In the context of the BERT model, the input tensor needs to have a batch dimension because the model is designed to process multiple inputs at once. Even if you're only processing one sentence, you still need to add a batch dimension with size 1. The `unsqueeze(0)` operation was used to add this extra dimension.
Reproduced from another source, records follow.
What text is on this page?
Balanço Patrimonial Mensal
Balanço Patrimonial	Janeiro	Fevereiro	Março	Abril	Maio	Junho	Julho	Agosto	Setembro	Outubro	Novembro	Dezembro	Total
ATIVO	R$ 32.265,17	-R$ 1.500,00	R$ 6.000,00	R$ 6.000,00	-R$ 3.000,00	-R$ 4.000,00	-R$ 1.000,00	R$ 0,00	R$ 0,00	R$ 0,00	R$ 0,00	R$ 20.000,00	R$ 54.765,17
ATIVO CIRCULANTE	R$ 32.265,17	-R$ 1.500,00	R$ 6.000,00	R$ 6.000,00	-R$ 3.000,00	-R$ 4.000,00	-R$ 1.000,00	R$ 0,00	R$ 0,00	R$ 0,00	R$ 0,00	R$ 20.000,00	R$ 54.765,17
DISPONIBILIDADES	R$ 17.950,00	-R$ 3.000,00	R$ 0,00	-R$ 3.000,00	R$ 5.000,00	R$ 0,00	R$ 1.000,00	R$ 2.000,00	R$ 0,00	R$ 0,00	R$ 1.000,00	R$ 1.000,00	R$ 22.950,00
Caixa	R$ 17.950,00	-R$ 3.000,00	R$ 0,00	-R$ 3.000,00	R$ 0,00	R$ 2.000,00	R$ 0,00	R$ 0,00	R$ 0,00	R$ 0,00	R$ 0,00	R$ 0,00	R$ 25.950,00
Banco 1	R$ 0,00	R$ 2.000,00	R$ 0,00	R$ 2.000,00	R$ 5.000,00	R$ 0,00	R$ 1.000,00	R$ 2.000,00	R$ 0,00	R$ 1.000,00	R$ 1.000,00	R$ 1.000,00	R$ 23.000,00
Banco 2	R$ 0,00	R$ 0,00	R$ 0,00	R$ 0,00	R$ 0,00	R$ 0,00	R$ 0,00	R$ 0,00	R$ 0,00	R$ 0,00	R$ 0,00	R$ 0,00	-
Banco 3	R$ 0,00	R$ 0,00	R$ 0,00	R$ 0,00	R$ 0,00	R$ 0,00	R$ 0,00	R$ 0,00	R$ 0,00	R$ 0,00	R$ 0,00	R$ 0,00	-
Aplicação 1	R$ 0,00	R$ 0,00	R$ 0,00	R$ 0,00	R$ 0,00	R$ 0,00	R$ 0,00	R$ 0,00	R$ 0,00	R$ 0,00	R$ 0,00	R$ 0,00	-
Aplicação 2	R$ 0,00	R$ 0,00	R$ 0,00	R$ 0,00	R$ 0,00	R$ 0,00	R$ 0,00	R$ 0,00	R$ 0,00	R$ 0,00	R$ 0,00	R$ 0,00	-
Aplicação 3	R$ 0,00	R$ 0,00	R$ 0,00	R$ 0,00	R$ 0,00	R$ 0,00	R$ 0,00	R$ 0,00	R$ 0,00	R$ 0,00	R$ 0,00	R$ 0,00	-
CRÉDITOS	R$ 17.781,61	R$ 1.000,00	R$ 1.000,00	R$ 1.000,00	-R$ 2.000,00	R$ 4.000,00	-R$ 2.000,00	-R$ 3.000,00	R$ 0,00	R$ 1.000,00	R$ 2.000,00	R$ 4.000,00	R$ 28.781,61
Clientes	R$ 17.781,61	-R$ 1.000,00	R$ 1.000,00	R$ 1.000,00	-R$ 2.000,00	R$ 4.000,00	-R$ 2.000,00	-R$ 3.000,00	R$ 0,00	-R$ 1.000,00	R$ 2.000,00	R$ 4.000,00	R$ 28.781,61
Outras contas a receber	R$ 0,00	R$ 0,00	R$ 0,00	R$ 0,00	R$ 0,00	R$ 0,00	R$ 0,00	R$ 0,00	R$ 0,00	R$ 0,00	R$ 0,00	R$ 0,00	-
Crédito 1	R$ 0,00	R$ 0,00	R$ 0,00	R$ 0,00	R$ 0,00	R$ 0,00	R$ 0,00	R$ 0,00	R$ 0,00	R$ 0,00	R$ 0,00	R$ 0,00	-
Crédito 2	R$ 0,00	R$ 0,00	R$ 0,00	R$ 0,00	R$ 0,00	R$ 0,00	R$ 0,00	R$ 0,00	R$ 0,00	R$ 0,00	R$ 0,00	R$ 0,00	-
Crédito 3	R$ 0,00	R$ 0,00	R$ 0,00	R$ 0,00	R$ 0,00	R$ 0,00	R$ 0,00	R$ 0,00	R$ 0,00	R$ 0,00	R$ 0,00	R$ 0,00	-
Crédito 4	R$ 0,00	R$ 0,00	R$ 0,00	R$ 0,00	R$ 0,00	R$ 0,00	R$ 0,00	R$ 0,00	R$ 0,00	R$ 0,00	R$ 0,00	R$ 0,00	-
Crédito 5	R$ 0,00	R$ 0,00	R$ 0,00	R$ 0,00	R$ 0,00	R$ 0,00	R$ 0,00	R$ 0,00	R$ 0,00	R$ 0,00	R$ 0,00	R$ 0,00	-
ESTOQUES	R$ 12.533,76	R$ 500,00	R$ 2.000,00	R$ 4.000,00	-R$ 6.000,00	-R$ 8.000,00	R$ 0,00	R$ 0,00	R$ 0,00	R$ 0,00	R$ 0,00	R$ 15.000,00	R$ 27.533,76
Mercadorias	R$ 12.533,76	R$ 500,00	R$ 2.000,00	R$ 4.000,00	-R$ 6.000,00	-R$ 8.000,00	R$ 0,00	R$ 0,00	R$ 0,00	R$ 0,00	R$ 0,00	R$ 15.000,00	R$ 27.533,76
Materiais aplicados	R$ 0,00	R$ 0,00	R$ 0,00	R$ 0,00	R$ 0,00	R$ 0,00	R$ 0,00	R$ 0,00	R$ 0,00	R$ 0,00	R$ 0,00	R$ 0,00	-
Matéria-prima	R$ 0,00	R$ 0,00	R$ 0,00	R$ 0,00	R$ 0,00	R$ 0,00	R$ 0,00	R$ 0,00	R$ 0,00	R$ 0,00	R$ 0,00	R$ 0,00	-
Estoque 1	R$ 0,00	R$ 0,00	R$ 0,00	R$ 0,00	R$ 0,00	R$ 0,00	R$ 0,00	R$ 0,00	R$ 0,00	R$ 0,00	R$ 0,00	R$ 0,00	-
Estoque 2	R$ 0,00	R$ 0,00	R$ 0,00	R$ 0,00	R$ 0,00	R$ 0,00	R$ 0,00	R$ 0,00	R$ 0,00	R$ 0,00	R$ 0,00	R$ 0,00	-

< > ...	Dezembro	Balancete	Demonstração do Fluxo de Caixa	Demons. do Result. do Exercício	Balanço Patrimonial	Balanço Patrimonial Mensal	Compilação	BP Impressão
## Interpret the tensor of Fire

We can interpret the data like below:

```
Batch 1:
  Head 1:
    Token 1 attention scores: [0.9602, 0.0198, 0.0124, 0.0076]
    Token 2 attention scores: [0.0209, 0.2147, 0.4705, 0.2939]
    Token 3 attention scores: [0.0738, 0.4338, 0.2646, 0.2278]
    Token 4 attention scores: [0.2916, 0.2842, 0.1946, 0.2295]
```

* The first dimension with size 1 is the batch size. This dimension is used because the model can process multiple inputs at once. In this case, we're only processing one iput, so the size is 1.

* The second dimension with size 4 is the number of attention of heads(num_heads). In the BERT model, the attention mechanism is applied multiple times in parallel(once per head) to capture different types of relationships in the input.

* The third dimension with size 4 is the sequence length. This is the number of tokens in the input sequence. In this case, it seems like the input sequence has been truncated or padded to a length of 4 tokens.

So, the tensor represents the attention scores from each of the 4 heads for each token in a sequence of 4 tokens. Each score is a value between 0 and 1 that indicates the amount of attention a token should pay to each other token.

And according to the above data, in the first batch, the first head gives the first token (Token 1) a high attention score of 0.9602 with itself, and much lower attention with the other tokens. The second token (Token2) pays the most attention to the second token in the sequence, and so on.